Extracting the .zip file will create the following folders:
- audio_player contains five lab folders (audio_player_labx, where x = 1 through 5).
- audio_player_labx contains the lab solutions (in the firmware folders) and source files (in the dev_files folders).
- dev_files contains application source files and other support files (if any) required to perform each lab (see "Procedure" section below).
- firmware contains the completed lab solution project. It can be directly built and downloaded on the hardware to observe expected behavior.
Procedure
The exercise is split into five labs. Each lab progressively moves towards achieving the final goal of creating a complete audio solution using Harmony:
- Lab1: Audio tone generation using lookup table
- Lab2: Audio tone generation using text file stored in SD card
- Lab3: SD card reader support to load audio files
- Lab4: Play WAV audio file from SD card
- Lab5: Display graphics support to select and play audio file
Results
You will observe the following at the end of each lab:
- Lab1: You should be able to hear a sine tone output through the headphone jack on the MEB II.
- Lab2: As in Lab1, you should be able to hear a sine tone output through the headphone jack on the MEB II.
- Lab3: You should be able to load audio files to the SD card by connecting the MEB II to a PC over the USB interface. The MEB II will act as a USB Mass Storage Device.
For Lab3, you will be able to play audio data saved in a tone.txt file by loading it through the USB interface. For subsequent labs, you will be able to play WAV files by loading them to the SD card using the USB interface.
- Lab4: You should be able to play, and hear audio tracks (WAV files) played on your headphones connected to the MEB II.
- Lab5: You should see a graphical user interface on the MEB II display, populated with a list of audio tracks (WAV files) read from the SD card, along with volume and mute control. The user interface should respond to touch events and you should be able to select random tracks for playback, adjust the volume level and mute/unmute the audio output.
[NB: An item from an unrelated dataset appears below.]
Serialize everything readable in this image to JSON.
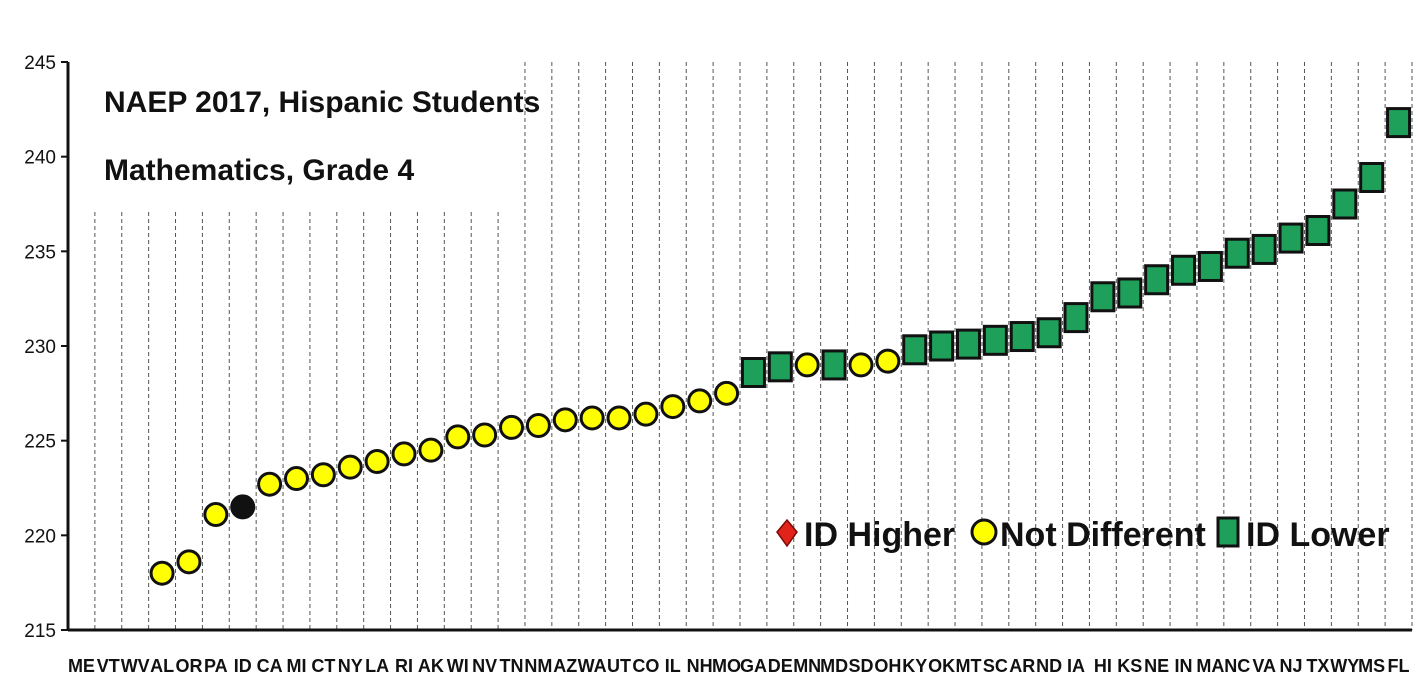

Problems with the results of each lab could occur if you don't carefully follow the detailed steps provided. Also, note that each lab is an extension of the previous lab; successful completion of earlier labs is essential for following labs to work.
Analysis
In this exercise series, we have successfully developed an audio solution right from the basic tone playback to an SD card audio player. We added graphics display support and also added support for an SD card reader. Using MHC we configured the hardware modules including Clock, CODEC driver, Reference clock for the CODEC, I2S driver, SPI driver, SD card driver, GFX library, and USB Library. Each of the lab applications was developed in a state-based, loosely coupled implementation. The state-based implementation and lose coupling enabled easily enhancing subsequent labs.
Conclusions
By the end of this lab series, you will have successfully developed a fairly complex audio solution in a fairly short time. By now you should appreciate the real power of MPLAB Harmony, particularly the power of MHC and the ease with which it allows you to add/remove software modules to an existing developed application. With this lab series completed, you are now in the position of creating complex applications using PIC32 microcontrollers. MPLAB harmony provides all the necessary software tools which will enable you to quickly develop your application. If you want to expand on this exercise series try adding more software components such as the TCP/IP stack, or add application support for audio recording.